Aqui se juntam os burgueses de esquerda, que não são outra coisa que a guarda avançada do regime capitalista.
A sua raiva, o seu protesto, não é dirigido contra o sistema como supõem, mas apenas contra a hipocrisia deste. Os princípios a que se apegam são os que o sistema apregoa e quotidianamente viola em nome da sua própria eficácia.
Anónimo disse…
Olha, camisa azul!
A queixar-te assim dos meus insultos, estás apenas a armar em virgem ofendida, e eu para isso não tenho paciência.
Mas porque falas em regime capitalista, e noutros conceitos que deixas nebulosos, proponho-te um exercício mais útil: dou-te o tempo de que precisares (e que o blogue nos permita, claro!) para discutir contigo o que é que tu afinal queres: na sociedade, na política governativa, na economia, nas relações internacionais, na história, na educação, no ambiente, na cultura, no mundo, onde quiseres.
É que a última vez que nos encontrámos na rua foi em 1974. Ias tu de calças na mão, a tentar passar despercebido, cheio de medo e de vergonha do estado a que tinhas conduzido o país, ao fim de gerações de poder absoluto e regabofe.

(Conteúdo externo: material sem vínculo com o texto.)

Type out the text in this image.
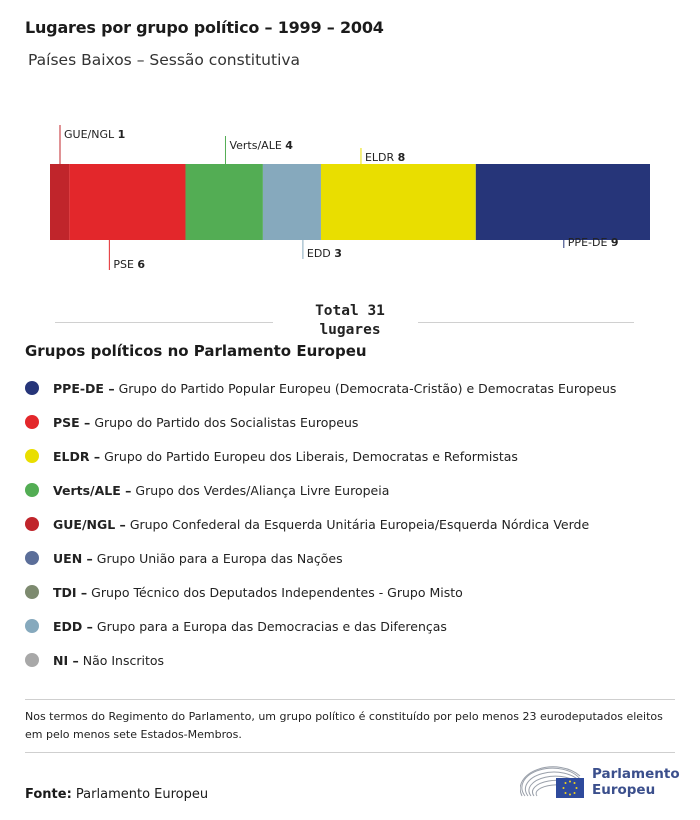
Lugares por grupo político – 1999 – 2004
Países Baixos – Sessão constitutiva
GUE/NGL 1
PSE 6
Verts/ALE 4
EDD 3
ELDR 8
PPE-DE 9
Total 31
lugares
Grupos políticos no Parlamento Europeu
PPE-DE – Grupo do Partido Popular Europeu (Democrata-Cristão) e Democratas Europeus
PSE – Grupo do Partido dos Socialistas Europeus
ELDR – Grupo do Partido Europeu dos Liberais, Democratas e Reformistas
Verts/ALE – Grupo dos Verdes/Aliança Livre Europeia
GUE/NGL – Grupo Confederal da Esquerda Unitária Europeia/Esquerda Nórdica Verde
UEN – Grupo União para a Europa das Nações
TDI – Grupo Técnico dos Deputados Independentes - Grupo Misto
EDD – Grupo para a Europa das Democracias e das Diferenças
NI – Não Inscritos
Nos termos do Regimento do Parlamento, um grupo político é constituído por pelo menos 23 eurodeputados eleitos em pelo menos sete Estados-Membros.
Fonte: Parlamento Europeu
Parlamento
Europeu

Deixaste ao povo as facturas por pagar e puseste-te ao fresco, aproveitando a ingenuidade de quem não achou fundamental pedir-te contas.
Quererás tu, desta vez, explicar?
Anónimo disse…
jagudi:

O Ponte Europa não só permite como estimula o debate. Apenas não permitirá manifestações racistas, xenófobas e de estímulo ao ódio.

Mas isso ver-se-á, a seu tempo, e não é da sua parte que surgirá.

Cumprimentos.
Anónimo disse…
Em 12 anos de guerra colonial morreram menos pessoas que em 10 anos nas novas estradas portuguesas.
Anónimo disse…
Jg!
Ponha lá treze anos de guerra colonial, já que lhe custa assim tanto pôr catorze!
E se acha que os dez mil, de quem só restam os nomes na pparede do forte do Bom Sucesso, são assim tão poucos, vá lá acrescentar os que vieram em cadeira de rodas, sem tomates, ou sem pernas, ou sem tino, ou sem vida futura, e que ainda andam por aí.
Limpar o erro e a ignomínia da guerra colonial com o número de acidentados na construção civil, ou no trânsito, ou num caprichoso acidente vascular cerebral, é um exercício que só mentecaptos admitem.
Anónimo disse…
Ao JG

Comparar o número de mortos, na guerra colonial com o números de mortos nas estradas portuguesas é infeliz... aqueles que envergaram a farda do exército colonial e tiveram a desdita de morrer, deviam ter a sua memória, muito, mas muito respeitada.

Ao camisa azul

Os nacionalistas e pseudo patriotas que por acaso, também os havia no tempo da guerra colonial, eram os primeiros a adoecer quando havia operações complicadas ou acções de perigo eminente, dei conta disso, quando me obrigaram a passar 29 meses, da minha vida, no interior do norte de Angola.
Quero dizer com isto que os tais, são os primeiros a dar o...fora que se faz tarde.